Evelyn and Alonzo Griffin sell and install car stereos and alarm systems, and they dabble in legitimate CDs. "We got the old school," says Alonzo. "The oldies-but-goodies. We don't sell no rap, we got strictly blues, jazz -- old school."

The Griffins stay away from the CDs like the ones their neighbor was selling. "When they took him out to jail we got his space," explains Alonzo. "It's better; it's in the main flow of things." He says people haven't been spending the way they used to. "The way the economy is, they don't seem to have the money that they had when we first started in here. Now when people come here, they spend $100 or $200, but it used to be--"

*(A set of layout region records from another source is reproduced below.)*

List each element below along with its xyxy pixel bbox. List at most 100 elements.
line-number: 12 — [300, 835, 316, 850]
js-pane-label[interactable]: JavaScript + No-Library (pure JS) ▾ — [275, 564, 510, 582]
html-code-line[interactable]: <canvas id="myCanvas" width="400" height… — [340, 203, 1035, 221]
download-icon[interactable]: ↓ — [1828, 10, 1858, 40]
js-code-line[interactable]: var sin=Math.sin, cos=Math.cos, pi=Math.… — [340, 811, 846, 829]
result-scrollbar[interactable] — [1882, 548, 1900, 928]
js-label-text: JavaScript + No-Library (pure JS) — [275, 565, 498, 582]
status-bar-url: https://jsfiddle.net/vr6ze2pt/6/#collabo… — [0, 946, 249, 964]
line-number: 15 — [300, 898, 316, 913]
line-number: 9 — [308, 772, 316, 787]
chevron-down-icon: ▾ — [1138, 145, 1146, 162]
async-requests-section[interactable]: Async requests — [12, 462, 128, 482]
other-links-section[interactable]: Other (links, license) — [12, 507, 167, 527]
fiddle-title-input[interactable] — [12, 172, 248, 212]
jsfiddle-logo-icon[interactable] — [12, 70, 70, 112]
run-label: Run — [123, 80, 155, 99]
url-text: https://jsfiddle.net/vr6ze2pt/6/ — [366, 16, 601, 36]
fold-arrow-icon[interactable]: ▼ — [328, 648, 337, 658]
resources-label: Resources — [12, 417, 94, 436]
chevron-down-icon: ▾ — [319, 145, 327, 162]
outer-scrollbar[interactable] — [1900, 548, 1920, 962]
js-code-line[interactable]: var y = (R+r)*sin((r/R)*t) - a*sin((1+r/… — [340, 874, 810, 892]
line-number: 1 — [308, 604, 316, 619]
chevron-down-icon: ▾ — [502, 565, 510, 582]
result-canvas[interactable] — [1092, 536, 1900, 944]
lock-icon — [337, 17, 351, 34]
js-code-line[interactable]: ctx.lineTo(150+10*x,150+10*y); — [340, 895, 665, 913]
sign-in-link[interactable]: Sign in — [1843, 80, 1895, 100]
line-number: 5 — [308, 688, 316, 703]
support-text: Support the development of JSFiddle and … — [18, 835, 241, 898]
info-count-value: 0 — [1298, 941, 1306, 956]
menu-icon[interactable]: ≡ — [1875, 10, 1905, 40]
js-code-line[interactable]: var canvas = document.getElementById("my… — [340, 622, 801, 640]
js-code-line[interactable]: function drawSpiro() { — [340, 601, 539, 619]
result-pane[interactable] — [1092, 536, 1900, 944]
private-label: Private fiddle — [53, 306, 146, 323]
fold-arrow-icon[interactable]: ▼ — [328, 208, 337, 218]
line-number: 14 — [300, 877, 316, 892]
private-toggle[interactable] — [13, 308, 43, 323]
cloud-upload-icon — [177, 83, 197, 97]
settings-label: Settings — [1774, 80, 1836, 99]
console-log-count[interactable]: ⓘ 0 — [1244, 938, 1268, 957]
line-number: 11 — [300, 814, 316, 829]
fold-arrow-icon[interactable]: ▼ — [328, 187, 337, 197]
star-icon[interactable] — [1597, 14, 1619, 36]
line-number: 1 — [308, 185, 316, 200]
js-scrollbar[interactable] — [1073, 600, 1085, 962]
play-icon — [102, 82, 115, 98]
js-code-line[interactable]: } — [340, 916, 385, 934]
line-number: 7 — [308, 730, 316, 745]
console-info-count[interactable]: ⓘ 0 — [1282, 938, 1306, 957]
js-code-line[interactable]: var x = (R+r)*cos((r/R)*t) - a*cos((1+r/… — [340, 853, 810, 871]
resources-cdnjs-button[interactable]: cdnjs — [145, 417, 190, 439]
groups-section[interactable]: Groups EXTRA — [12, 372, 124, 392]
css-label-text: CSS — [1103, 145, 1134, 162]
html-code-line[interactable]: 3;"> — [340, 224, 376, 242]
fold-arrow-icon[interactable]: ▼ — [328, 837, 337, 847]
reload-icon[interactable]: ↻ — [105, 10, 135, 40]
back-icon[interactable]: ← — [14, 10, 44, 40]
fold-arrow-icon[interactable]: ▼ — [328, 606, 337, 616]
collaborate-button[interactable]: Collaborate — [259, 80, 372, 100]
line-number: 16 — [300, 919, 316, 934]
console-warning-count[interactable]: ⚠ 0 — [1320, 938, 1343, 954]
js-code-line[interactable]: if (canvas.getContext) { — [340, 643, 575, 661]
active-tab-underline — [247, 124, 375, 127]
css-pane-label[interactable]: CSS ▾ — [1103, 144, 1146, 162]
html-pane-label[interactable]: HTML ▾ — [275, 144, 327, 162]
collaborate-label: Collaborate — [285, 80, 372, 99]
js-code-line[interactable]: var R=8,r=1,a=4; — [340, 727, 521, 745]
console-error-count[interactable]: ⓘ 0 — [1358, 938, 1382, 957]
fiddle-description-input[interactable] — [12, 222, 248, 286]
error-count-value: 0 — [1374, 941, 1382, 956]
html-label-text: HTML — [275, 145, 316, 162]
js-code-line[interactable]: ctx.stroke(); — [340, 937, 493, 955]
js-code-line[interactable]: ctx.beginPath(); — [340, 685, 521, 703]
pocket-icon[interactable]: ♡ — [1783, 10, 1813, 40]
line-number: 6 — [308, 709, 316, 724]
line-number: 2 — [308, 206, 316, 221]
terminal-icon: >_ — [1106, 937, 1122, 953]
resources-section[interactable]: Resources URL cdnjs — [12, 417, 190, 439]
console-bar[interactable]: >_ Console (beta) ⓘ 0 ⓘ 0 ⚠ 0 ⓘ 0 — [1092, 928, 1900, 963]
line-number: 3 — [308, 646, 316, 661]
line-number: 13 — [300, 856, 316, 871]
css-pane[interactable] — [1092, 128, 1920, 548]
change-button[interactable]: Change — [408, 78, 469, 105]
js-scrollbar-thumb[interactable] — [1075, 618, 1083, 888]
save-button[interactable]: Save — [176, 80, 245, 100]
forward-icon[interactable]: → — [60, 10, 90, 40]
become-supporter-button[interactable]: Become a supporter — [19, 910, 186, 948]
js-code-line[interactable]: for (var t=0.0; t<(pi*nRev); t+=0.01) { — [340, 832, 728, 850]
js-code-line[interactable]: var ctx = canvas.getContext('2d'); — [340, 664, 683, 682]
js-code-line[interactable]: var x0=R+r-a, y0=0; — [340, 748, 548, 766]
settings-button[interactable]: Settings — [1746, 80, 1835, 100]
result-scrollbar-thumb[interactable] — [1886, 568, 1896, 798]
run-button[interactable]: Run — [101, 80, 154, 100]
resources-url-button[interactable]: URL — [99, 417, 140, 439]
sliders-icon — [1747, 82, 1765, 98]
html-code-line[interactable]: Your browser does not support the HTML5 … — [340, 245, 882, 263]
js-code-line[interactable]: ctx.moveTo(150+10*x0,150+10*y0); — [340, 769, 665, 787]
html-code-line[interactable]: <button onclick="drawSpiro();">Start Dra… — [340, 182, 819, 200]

"It wasn't nothing for people to spend $3,000," Evelyn joins in.

"But due to the economy," says Alonzo, "they think it's a free market instead of a flea market. I thought maybe Bush would turn it around, but he didn't. He made it worse. Don't get me started. I voted for him."

A few steps further down, Delia Ingram sells fragrance oils. "100 percent pure oils," she says, "and they are the types of popular commercial fragrances you find. But I also have what we call the earth fragrances, like sandalwood, frankincense and myrrh." She also sells oils for incense. A plastic bag on the counter holds pencil-size twigs. "Chew sticks," she explains. "You chew on them and they've got enzymes or something that is good for your teeth and gums, and then when they get brushy on the end, like a little broomstick, then you use them to clean your teeth with."

There are dozens more vendors up and down the indoor avenues, all of them selling something you might want or need. All of them gathered together trying to squeeze out an extra buck in the lowest-common-denominator market.

"People over the years, and over the centuries, when it comes down to it, started at flea markets," says Phil Maestas. "Before Sears was Sears and Wal-Mart was Wal-Mart, these guys would come in and set up and sell on the streets. Those were vendors, those were solicitors. And that's what America was brought up on -- solicitors."